Hello, I am new in Julia and I am trying to figure out how to use StratifiedKfold. I am using Julia 0.6 and just Kfold now like:
Xdata=readdlm(“data.txt”)
Ytarget=readdlm(“taget.txt”)
folds = kfolds((Xdata,Ytarget),k=6)
(Xtrain1,Ytrain1),(Xtest1,Ytest1)=folds[1] # the first fold and so on…
My data are a lot of numbers (matrix) and differs between 2 patterns -classes, but there are not labels or some number that tell which pattern is. What I know is that from line 1 to 50 is class 1 and from 51 to 90 is class 2.
But I dont understand how to used
julia; collect(StratifiedKfold([:a, :a, :a, :b, :b, :c, :c, :a, :b, :c], 3))

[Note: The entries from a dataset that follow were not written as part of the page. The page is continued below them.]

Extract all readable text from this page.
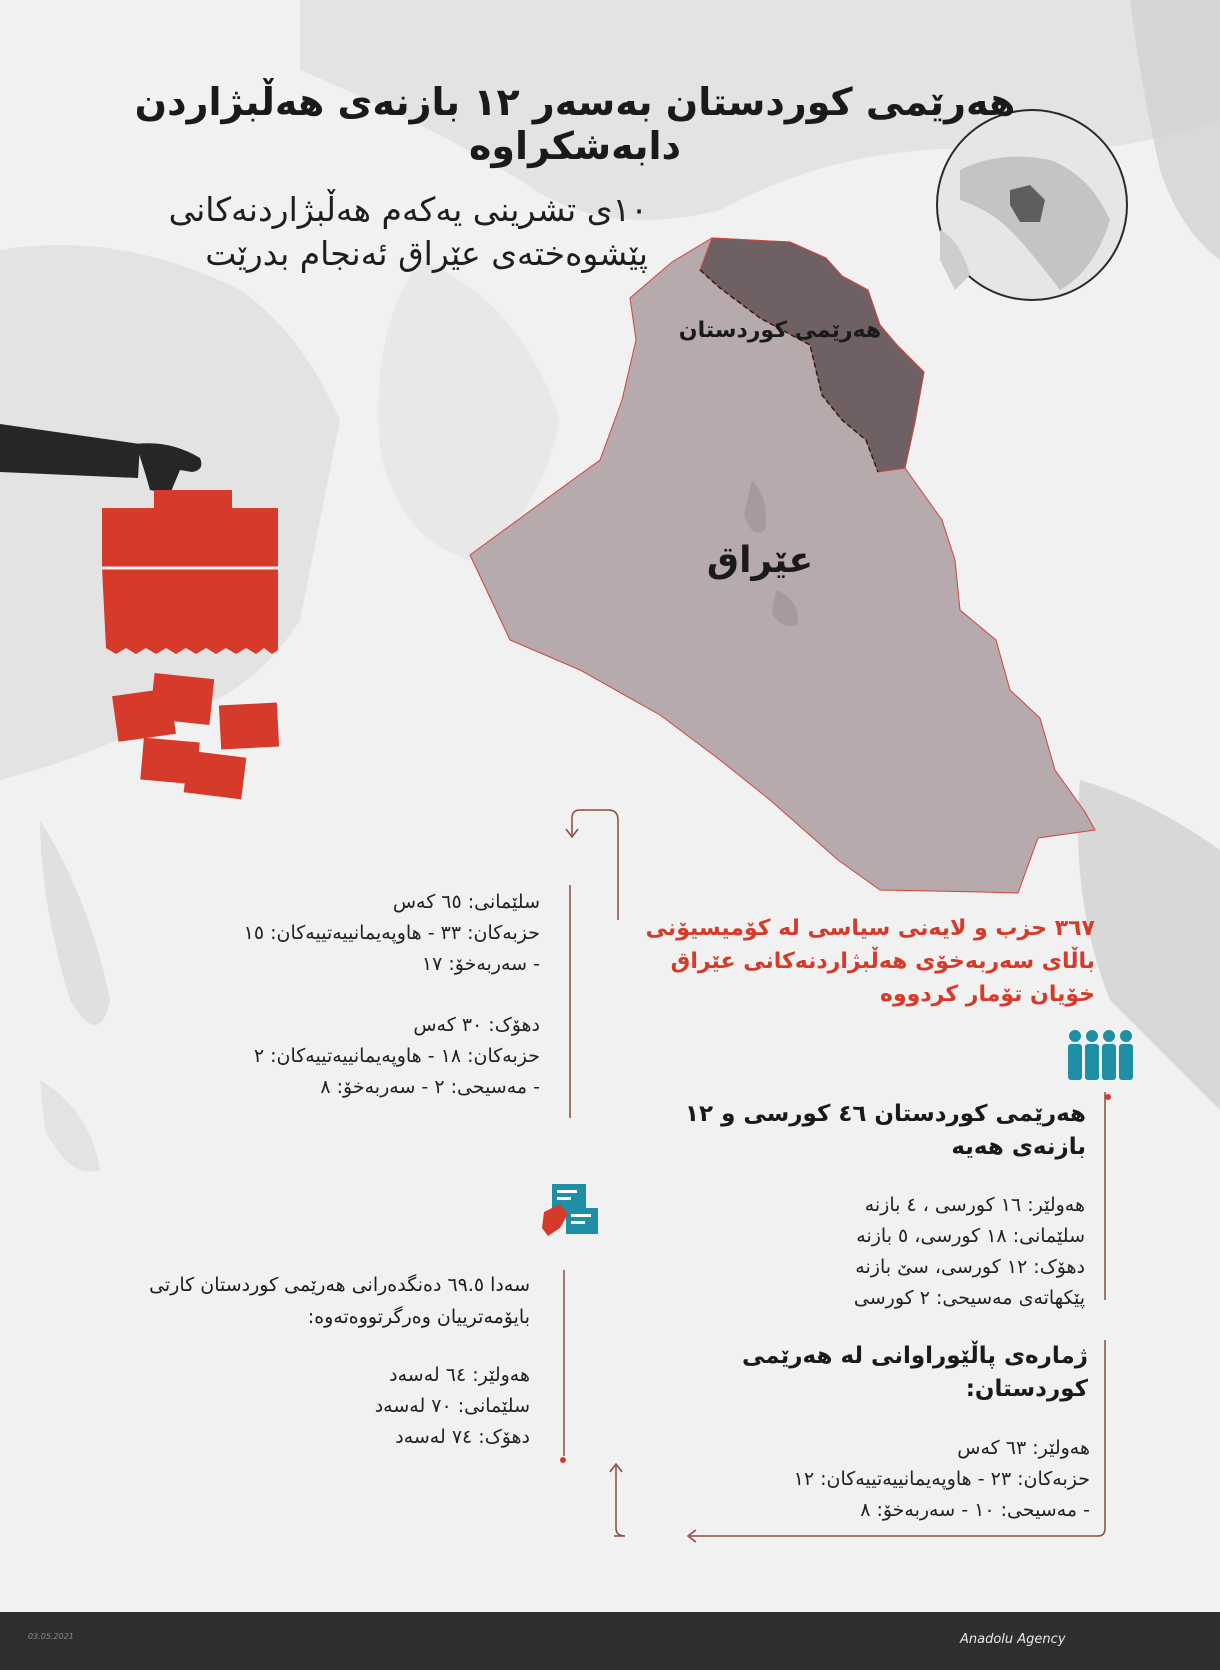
هەرێمی کوردستان بەسەر ١٢ بازنەی هەڵبژاردن دابەشکراوە
١٠ی تشرینی یەکەم هەڵبژاردنەکانی پێشوەختەی عێراق ئەنجام بدرێت
هەرێمی کوردستان
عێراق
٣٦٧ حزب و لایەنی سیاسی لە کۆمیسیۆنی باڵای سەربەخۆی هەڵبژاردنەکانی عێراق خۆیان تۆمار کردووە
هەرێمی کوردستان ٤٦ کورسی و ١٢ بازنەی هەیە
هەولێر: ١٦ کورسی ، ٤ بازنە
سلێمانی: ١٨ کورسی، ٥ بازنە
دهۆک: ١٢ کورسی، سێ بازنە
پێکهاتەی مەسیحی: ٢ کورسی
ژمارەی پاڵێوراوانی لە هەرێمی کوردستان:
هەولێر: ٦٣ کەس
حزبەکان: ٢٣ - هاوپەیمانییەتییەکان: ١٢
- مەسیحی: ١٠ - سەربەخۆ: ٨
سلێمانی: ٦٥ کەس
حزبەکان: ٣٣ - هاوپەیمانییەتییەکان: ١٥
- سەربەخۆ: ١٧
دهۆک: ٣٠ کەس
حزبەکان: ١٨ - هاوپەیمانییەتییەکان: ٢
- مەسیحی: ٢ - سەربەخۆ: ٨
سەدا ٦٩.٥ دەنگدەرانی هەرێمی کوردستان کارتی بایۆمەترییان وەرگرتووەتەوە:
هەولێر: ٦٤ لەسەد
سلێمانی: ٧٠ لەسەد
دهۆک: ٧٤ لەسەد
03.05.2021	Anadolu Agency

What are that a, b and c? how I put this in my data? and where I call the Xdata and Ytarget?
A bit unrelated but could I ask why you want to use Stratified KFold here? it seems you have pretty balanced data?
With Sklearn, I think this does the job:
f(i) = ifelse(i<51, 1, 2)
y = [f(i) for i in 1:90]
using ScikitLearn
folds = ScikitLearn.CrossValidation.StratifiedKFold(y, n_folds=10)
X = randn(90, 20) # say 20 features
fold_1 = X[folds[1][1], :]
Hi!! Yes it is almost balanced, but I have other cases that it is not. But anyway, if I use kfolds it does not gives me balanced data. If i dont shuffle my data kfolds gives me all class1 data, if I shuffle than sometimes gives 30% class 2 and 70% class1 and so on.
I have a question, I need to take the Xdata and also the Ytarget because Xdata is my dataset and Ytarget is the labels for each samples. Can I include two matrices in StratifiedKfold? As I am using in kfold? thanks!!
I’ve just started learning Julia,here’s my try , my answer may not be too accurate.
Symbol (:a ,:b and :c )is equivalent to a placeholder, but the length of symbols must be equal to the length of the data. The proportion of : a or : b has little effect on the result, but the number(:a or :b) must be greater than k. like this:
#houses is Array
index_row = [i for i = 1:size(houses)[1]]
index_a = [:a for i = 1:size(houses)[1]*0.5]
index_b = [:b for i = 1:size(houses)[1]*0.5]
index = vcat(index_a,index_b)
rows = collect(StratifiedKfold(index, 10))
# pick data
row = rows[1]
houses[row,:]